Hearing: November 6, 2001 Judgment: April 26, 2002
- Citations: 2002 SCC 41, [2002] 2 SCR 522
- Docket No.: 28020
- Prior history: APPEAL from
- Ruling: Appeal allowed

Court membership
- Chief Justice: Beverley McLachlin Puisne Justices: Claire L'Heureux-Dubé, Charles Gonthier, Frank Iacobucci, John C. Major, Michel Bastarache, Ian Binnie, Louise Arbour, Louis LeBel

Reasons given
- Unanimous reasons by: Iacobucci J.

= Sierra Club of Canada v Canada (Minister of Finance) =

Sierra Club of Canada v Canada (Minister of Finance) is a Supreme Court of Canada decision, which was reached in 2002. The case is also known as Atomic Energy of Canada Limited v. Sierra Club of Canada.

==History==
The decision was reached after a Non-Governmental Organization (or "NGO") sought judicial review of the federal government’s decision to provide financial assistance to a Crown corporation (in this case, for the sale of nuclear reactors and construction thereof). The Crown corporation requested a confidentiality order in respect of certain documents, and the NGO contested the request.

===Sierra Club test===
The proper analytical approach to be applied to exercise of judicial discretion where a litigant seeks confidentiality order is now known as the Sierra Club test.
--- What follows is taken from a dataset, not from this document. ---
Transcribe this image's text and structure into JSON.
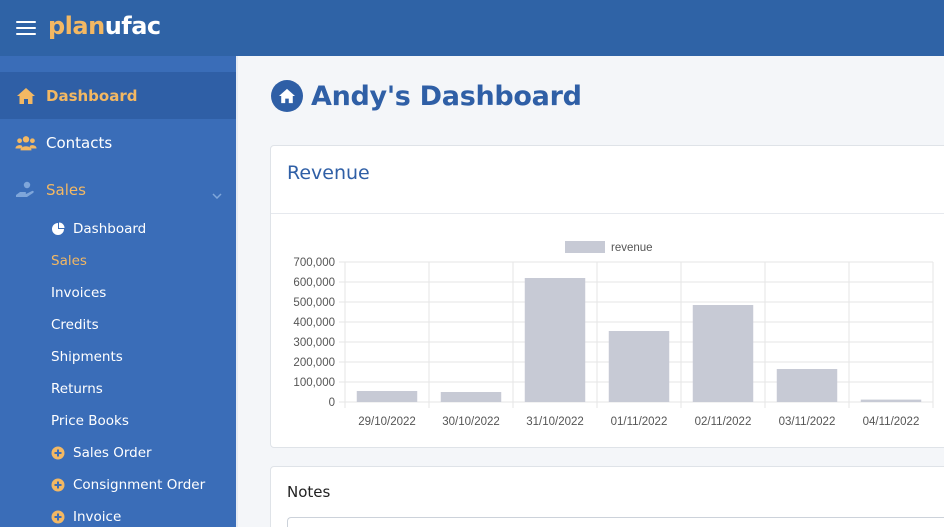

The deleterious effects of granting a confidentiality order include a negative effect on the open court principle were noted by Iacobucci J. but they were outweighed by the salutary effects of the grant.

Three important elements are subsumed under the first branch of the test. First, the risk must be real and substantial, well grounded in evidence, posing a serious threat to the commercial interest in question. Second, the important commercial interest must be one which can be expressed in terms of a public interest in confidentiality, where there is a general principle at stake. Finally, the judge is required to consider not only whether reasonable alternatives are available to such an order but also to restrict the order as much as is reasonably possible while preserving the commercial interest in question.

Under the second branch of the test, the confidentiality order would have significant salutary effects on the affected party's right to a fair trial.